Mira, te sueles enterar de cosas útiles cuando menos te lo esperas. Por ese precio me puedo ahorrar la caminata que implica hacer autostop algunas veces.
—¡Qué bien! ¿Ya llegamos o qué?
—¡No, no! Todavía falta un buen trecho.
Prades resulta ser bastante grande. La mayoría de las casas son parecidas a las de los pueblos anteriores. Salpicadas al azar entre ellas hay algunas construcciones más modernas que están revocadas y pintadas de tonos claros. Pasamos al lado de un par de chalés con piscina y subimos por una cuesta empinada. Puedo ver un autobús salir a lo lejos. ¡Tarde por un pelo!
Consulto los horarios después de despedirme de la señora. Todavía faltan unas dos horas para que llegue el próximo autobús. Tengo tiempo para dar una vuelta.
El pueblo no está tan limpio como parecía desde el coche, hay bastantes colillas tiradas por el suelo. Después del aire puro con olor a pino de las montañas, todos los olores mundanos resultan el doble de intensos.

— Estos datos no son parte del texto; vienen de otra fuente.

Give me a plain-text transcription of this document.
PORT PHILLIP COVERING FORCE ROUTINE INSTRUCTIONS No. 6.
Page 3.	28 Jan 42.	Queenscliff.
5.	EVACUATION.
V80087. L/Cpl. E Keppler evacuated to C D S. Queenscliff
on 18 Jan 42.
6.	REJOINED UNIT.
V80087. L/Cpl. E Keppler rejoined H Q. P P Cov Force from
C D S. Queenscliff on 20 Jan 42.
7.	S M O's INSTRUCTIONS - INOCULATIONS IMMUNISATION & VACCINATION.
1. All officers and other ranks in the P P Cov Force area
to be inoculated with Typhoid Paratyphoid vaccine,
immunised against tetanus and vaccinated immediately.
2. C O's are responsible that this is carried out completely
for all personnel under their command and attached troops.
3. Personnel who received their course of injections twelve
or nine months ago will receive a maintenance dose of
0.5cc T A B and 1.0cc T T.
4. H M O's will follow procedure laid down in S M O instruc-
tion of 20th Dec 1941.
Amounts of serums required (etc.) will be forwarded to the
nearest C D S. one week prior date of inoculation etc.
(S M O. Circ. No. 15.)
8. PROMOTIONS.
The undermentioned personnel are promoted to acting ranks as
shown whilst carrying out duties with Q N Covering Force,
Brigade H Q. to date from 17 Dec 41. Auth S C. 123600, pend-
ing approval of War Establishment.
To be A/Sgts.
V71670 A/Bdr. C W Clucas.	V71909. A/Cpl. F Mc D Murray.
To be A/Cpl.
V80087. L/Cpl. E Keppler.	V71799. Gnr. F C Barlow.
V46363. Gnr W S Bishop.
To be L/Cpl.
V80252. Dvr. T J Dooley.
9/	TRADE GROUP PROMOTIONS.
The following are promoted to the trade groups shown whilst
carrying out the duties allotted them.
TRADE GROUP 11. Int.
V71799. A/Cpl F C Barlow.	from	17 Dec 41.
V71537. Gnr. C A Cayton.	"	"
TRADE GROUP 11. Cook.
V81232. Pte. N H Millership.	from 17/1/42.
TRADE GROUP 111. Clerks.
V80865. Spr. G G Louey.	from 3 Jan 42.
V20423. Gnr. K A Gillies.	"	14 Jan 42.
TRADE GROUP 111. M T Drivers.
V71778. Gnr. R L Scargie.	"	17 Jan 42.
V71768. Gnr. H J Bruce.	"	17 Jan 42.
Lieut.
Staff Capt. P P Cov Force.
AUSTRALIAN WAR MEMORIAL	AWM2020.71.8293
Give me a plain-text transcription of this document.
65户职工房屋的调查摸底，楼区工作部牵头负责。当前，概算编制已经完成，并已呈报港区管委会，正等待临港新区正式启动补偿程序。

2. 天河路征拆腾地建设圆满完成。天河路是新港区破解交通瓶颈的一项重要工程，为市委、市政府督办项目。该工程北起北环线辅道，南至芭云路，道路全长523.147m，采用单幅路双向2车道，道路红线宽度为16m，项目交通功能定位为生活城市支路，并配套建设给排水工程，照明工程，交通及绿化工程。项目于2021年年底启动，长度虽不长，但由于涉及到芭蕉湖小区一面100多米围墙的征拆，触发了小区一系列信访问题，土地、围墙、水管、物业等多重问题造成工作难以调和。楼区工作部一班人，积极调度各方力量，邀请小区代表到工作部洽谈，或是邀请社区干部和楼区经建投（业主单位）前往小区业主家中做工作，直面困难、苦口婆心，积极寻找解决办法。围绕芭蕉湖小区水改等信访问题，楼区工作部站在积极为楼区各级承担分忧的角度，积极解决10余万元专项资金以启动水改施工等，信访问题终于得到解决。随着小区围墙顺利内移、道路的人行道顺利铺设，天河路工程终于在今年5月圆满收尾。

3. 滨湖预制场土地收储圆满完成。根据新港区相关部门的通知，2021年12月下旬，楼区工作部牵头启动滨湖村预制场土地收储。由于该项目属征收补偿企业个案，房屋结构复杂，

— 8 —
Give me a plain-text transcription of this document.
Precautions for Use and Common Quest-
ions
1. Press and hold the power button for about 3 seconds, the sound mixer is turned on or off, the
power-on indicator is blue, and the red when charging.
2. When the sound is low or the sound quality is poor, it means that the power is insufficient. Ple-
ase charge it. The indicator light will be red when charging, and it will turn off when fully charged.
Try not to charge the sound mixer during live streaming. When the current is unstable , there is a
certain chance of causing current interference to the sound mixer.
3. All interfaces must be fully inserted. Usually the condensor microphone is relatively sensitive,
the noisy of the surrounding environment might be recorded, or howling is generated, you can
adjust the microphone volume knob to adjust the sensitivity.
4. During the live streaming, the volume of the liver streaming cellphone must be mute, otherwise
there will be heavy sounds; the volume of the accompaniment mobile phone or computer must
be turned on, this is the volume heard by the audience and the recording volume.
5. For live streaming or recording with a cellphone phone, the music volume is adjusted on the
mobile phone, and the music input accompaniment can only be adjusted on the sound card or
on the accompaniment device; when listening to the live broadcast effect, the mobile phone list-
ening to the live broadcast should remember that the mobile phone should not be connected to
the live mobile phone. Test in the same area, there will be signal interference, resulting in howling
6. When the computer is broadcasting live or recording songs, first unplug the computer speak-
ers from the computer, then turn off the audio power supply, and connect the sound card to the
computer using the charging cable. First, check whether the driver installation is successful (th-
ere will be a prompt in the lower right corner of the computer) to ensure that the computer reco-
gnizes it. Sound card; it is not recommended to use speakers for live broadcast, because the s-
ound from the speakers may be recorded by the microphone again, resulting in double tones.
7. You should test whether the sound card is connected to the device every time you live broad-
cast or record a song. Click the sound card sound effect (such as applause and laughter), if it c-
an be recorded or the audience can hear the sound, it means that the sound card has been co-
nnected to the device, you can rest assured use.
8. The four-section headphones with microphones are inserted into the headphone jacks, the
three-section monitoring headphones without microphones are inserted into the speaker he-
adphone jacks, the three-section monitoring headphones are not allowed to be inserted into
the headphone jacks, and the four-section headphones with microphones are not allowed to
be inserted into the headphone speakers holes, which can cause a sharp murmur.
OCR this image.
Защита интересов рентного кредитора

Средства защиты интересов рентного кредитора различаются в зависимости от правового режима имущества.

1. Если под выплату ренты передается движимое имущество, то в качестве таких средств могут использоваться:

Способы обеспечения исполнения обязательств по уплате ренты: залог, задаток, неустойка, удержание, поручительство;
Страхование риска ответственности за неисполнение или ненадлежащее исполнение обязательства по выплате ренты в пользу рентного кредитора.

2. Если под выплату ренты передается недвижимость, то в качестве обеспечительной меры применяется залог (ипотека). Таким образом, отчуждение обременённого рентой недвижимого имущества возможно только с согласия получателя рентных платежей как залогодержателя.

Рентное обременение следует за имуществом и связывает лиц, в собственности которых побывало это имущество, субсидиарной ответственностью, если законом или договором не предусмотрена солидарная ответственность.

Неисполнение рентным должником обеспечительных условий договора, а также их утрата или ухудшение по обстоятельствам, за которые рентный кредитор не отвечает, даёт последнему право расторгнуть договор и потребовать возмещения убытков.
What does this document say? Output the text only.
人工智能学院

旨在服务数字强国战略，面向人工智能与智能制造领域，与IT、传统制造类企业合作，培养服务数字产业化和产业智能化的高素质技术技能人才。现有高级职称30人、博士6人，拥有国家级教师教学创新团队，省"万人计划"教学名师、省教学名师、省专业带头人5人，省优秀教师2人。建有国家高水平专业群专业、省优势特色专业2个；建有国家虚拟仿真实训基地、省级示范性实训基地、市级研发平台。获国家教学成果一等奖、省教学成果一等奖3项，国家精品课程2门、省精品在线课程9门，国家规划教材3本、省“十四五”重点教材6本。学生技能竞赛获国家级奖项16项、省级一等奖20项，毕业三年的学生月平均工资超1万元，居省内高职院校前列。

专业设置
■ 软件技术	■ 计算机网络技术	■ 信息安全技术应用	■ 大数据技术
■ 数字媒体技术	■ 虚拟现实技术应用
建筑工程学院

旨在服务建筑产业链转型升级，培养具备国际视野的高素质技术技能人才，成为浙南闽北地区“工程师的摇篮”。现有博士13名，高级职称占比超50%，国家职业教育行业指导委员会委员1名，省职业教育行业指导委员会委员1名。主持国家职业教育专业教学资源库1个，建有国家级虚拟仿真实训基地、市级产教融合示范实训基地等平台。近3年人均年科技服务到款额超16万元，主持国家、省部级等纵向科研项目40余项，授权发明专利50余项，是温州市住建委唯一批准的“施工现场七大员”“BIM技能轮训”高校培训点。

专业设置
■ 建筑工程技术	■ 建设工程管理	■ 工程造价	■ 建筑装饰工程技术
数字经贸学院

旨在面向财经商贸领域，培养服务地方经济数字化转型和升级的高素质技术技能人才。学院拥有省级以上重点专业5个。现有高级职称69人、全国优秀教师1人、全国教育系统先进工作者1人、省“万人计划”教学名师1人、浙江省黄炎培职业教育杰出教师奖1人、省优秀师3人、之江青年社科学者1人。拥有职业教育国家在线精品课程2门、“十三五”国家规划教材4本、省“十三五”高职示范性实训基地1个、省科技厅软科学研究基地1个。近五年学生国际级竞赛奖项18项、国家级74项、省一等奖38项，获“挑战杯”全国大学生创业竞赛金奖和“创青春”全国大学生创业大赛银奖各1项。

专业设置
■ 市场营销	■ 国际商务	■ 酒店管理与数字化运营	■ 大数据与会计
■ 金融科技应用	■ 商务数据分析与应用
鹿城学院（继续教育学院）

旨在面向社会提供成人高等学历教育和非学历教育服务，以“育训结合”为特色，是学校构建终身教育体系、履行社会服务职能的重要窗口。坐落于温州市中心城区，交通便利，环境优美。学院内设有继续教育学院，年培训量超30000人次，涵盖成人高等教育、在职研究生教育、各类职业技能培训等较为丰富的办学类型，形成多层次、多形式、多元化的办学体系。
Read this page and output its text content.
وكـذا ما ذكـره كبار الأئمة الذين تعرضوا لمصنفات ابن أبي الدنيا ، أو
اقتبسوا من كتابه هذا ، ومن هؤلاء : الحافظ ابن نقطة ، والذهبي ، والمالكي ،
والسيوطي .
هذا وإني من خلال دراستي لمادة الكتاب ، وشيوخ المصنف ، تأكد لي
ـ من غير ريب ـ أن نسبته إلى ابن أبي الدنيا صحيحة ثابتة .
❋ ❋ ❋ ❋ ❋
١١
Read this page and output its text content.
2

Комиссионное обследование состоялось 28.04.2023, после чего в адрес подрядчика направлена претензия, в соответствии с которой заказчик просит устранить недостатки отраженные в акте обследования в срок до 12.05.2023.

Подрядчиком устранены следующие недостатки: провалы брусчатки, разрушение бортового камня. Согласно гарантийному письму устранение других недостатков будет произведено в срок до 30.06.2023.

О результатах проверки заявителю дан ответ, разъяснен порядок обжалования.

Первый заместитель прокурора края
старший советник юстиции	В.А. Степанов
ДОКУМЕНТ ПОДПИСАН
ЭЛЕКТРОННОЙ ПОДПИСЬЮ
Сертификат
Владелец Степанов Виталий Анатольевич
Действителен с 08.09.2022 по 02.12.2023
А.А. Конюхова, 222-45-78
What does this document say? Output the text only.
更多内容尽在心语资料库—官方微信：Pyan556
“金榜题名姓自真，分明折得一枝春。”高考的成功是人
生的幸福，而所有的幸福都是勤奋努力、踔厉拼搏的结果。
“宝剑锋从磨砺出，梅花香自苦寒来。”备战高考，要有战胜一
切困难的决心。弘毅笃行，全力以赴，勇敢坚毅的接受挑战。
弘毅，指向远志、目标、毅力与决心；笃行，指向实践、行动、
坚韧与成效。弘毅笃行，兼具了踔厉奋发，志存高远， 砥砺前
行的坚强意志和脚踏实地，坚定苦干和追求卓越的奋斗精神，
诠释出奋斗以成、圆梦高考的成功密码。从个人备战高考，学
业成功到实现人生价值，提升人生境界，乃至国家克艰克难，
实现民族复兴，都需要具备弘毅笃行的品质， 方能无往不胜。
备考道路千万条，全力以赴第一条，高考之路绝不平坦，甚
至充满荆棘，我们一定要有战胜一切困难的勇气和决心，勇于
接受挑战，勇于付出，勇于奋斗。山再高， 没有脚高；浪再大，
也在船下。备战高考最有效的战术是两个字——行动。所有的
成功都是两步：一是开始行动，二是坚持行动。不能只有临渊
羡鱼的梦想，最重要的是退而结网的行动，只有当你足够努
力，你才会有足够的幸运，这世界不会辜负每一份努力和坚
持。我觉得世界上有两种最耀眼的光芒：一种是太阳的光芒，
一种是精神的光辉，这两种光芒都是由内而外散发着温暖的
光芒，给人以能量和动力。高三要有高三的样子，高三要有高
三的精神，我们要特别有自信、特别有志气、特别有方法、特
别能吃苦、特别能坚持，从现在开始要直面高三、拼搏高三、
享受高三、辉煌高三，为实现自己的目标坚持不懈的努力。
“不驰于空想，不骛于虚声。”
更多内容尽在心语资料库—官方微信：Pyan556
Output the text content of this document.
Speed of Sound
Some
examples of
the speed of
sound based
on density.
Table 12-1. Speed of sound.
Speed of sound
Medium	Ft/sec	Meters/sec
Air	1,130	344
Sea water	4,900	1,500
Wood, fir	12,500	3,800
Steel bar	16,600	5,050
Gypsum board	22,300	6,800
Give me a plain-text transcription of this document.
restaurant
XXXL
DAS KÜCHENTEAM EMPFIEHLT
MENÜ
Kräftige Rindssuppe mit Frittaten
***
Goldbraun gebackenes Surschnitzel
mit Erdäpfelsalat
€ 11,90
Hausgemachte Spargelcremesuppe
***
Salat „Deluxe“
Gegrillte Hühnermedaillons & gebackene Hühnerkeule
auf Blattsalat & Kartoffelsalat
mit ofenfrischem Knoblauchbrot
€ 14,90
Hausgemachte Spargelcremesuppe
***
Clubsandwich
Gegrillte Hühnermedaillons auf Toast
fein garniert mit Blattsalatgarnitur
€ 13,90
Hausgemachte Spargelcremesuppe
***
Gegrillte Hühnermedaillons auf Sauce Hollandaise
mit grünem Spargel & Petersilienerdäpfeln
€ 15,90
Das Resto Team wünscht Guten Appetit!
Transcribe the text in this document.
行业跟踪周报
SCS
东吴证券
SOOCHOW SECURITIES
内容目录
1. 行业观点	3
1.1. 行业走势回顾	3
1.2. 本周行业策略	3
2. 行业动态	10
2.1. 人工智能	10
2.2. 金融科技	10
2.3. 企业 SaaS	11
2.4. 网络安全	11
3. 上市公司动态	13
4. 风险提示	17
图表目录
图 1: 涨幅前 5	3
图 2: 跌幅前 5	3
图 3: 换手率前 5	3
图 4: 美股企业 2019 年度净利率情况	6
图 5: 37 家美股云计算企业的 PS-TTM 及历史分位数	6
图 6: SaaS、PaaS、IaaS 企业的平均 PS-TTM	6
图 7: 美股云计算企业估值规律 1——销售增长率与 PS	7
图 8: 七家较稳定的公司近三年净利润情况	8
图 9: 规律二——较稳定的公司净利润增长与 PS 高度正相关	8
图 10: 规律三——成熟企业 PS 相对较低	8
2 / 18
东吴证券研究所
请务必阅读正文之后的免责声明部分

Una nube putrefacta que huele a amoniaco y huevos podridos emana desde un cubo de basura situado en un callejón. Un gato negro y escuálido me observa desde allá. Me quedo embobado mirando una mancha verdosa pegada en la pared a su lado, creo que es un chicle.
Giro la cabeza asqueado y descubro el anuncio de un cibercafé unas cuantas calles más abajo. ¡Genial! Ni siquiera hace falta llegar a Perpignan.